J. R. Couts received poor school advantages. At the age of nineteen years he married Martha Hardin, with whom he lived happily until 1894, when she died. Their first home was on a small farm in Arkansas which supported them until their removal to Texas in 1858. They came by team, crossing Red river at the mouth of Mill creek, and as they came westward, were on the lookout for a location. Stopping in Kaufman county, Mr. Couts inspected the western counties on horseback as far west as Comanche county, then the extreme frontier, and seleclted a permanent location in Palo Pinto county, bought a small farm on the old Fremont survey of the Texas and Pacific Railroad, and engaged in the cattle and horse business. A few years afterward he was obliged to abandon that business on account of the Indians. Mr. Couts next opened a small banking concern in Weatherford, under the firm name of Couts & Fain, which was succeeded by Hughes, Couts & Company, and that in turn by J. R. Couts & Company. The Citizen’s National Bank was the outgrowth of the last named company, and was organized in 1881 with $50,000 capital, and with J. R. Couts as president. Early banking in this county was exceedingly profitable. The country was covered with stock, and this point was headquarters for stockmen of large means. Deposits were enormous, rates of exchange good, and a large surplus soon filled the vaults. In addition to his banking interests Mr. Couts owned about twenty-four thousand acres of land in Parker and adjoining counties, most of it under fence and fronting on the Brazos river.

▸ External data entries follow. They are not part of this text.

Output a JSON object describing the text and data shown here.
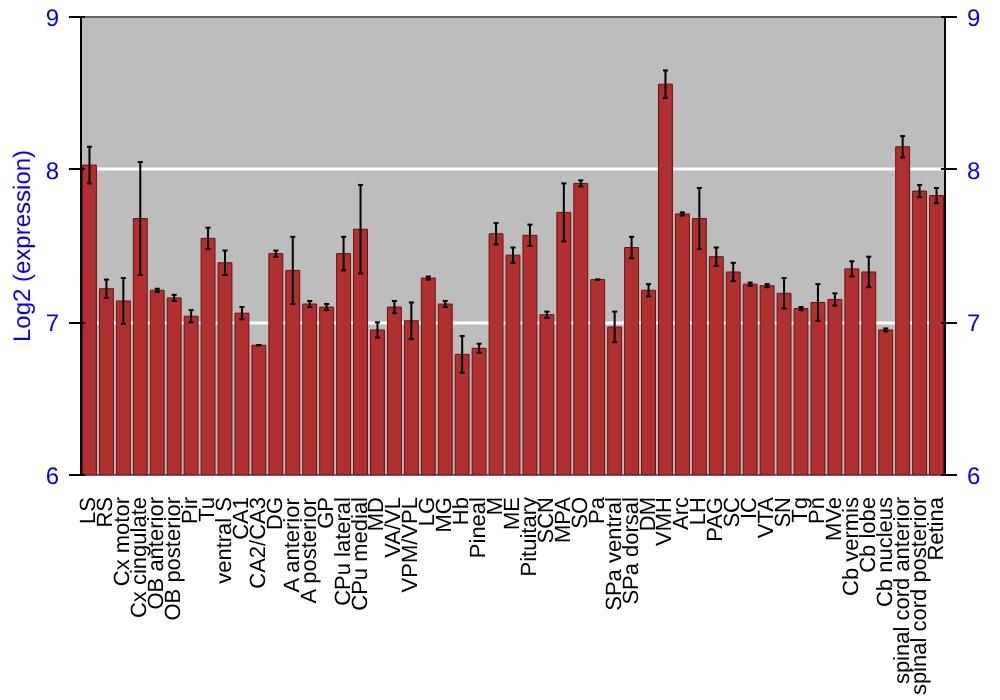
{
  "chart_data": {
    "type": "bar",
    "ylabel": "Log2 (expression)",
    "color": "#b03030",
    "categories": [
      "LS",
      "RS",
      "Cx motor",
      "Cx cingulate",
      "OB anterior",
      "OB posterior",
      "Pir",
      "Tu",
      "ventral S",
      "CA1",
      "CA2/CA3",
      "DG",
      "A anterior",
      "A posterior",
      "GP",
      "CPu lateral",
      "CPu medial",
      "MD",
      "VA/VL",
      "VPM/VPL",
      "LG",
      "MG",
      "Hb",
      "Pineal",
      "M",
      "ME",
      "Pituitary",
      "SCN",
      "MPA",
      "SO",
      "Pa",
      "SPa ventral",
      "SPa dorsal",
      "DM",
      "VMH",
      "Arc",
      "LH",
      "PAG",
      "SC",
      "IC",
      "VTA",
      "SN",
      "Tg",
      "Pn",
      "MVe",
      "Cb vermis",
      "Cb lobe",
      "Cb nucleus",
      "spinal cord anterior",
      "spinal cord posterior",
      "Retina"
    ],
    "values": [
      8.03,
      7.22,
      7.14,
      7.68,
      7.21,
      7.16,
      7.04,
      7.55,
      7.39,
      7.06,
      6.85,
      7.45,
      7.34,
      7.12,
      7.1,
      7.45,
      7.61,
      6.95,
      7.1,
      7.01,
      7.29,
      7.12,
      6.79,
      6.83,
      7.58,
      7.44,
      7.57,
      7.05,
      7.72,
      7.91,
      7.28,
      6.97,
      7.49,
      7.21,
      8.56,
      7.71,
      7.68,
      7.43,
      7.33,
      7.25,
      7.24,
      7.19,
      7.09,
      7.13,
      7.15,
      7.35,
      7.33,
      6.95,
      8.15,
      7.86,
      7.83
    ],
    "errors": [
      0.12,
      0.06,
      0.15,
      0.37,
      0.01,
      0.02,
      0.04,
      0.07,
      0.08,
      0.04,
      0,
      0.02,
      0.22,
      0.02,
      0.02,
      0.11,
      0.29,
      0.05,
      0.04,
      0.12,
      0.01,
      0.02,
      0.12,
      0.03,
      0.07,
      0.05,
      0.07,
      0.02,
      0.19,
      0.02,
      0,
      0.1,
      0.07,
      0.04,
      0.09,
      0.01,
      0.2,
      0.06,
      0.06,
      0.01,
      0.01,
      0.1,
      0.01,
      0.12,
      0.04,
      0.05,
      0.1,
      0.01,
      0.07,
      0.04,
      0.05
    ],
    "ylim": [
      6,
      9
    ],
    "yticks": [
      6,
      7,
      8,
      9
    ],
    "y2lim": [
      6,
      9
    ],
    "y2ticks": [
      6,
      7,
      8,
      9
    ],
    "grid": "y"
  }
}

Six children were born to Mr. and Mrs. Couts, namely: Mary, wife of S. B. Burnett, of Fort Worth; Susan, wife of A. N. Grant, cashier of the Citizens’ National Bank of Weatherford; Martha, wife of Rev. Putnam, of Brownwood, Texas; J. R., Jr., of Weatherford; Maggie (Mrs. H. L. Mosely); and Leah, wife of W. P. Anderson, of Weatherford.
Mr. Couts took part in the frontier service before and during the war. He was a Mason for thirty years, and a member of the Methodist Episcopal church.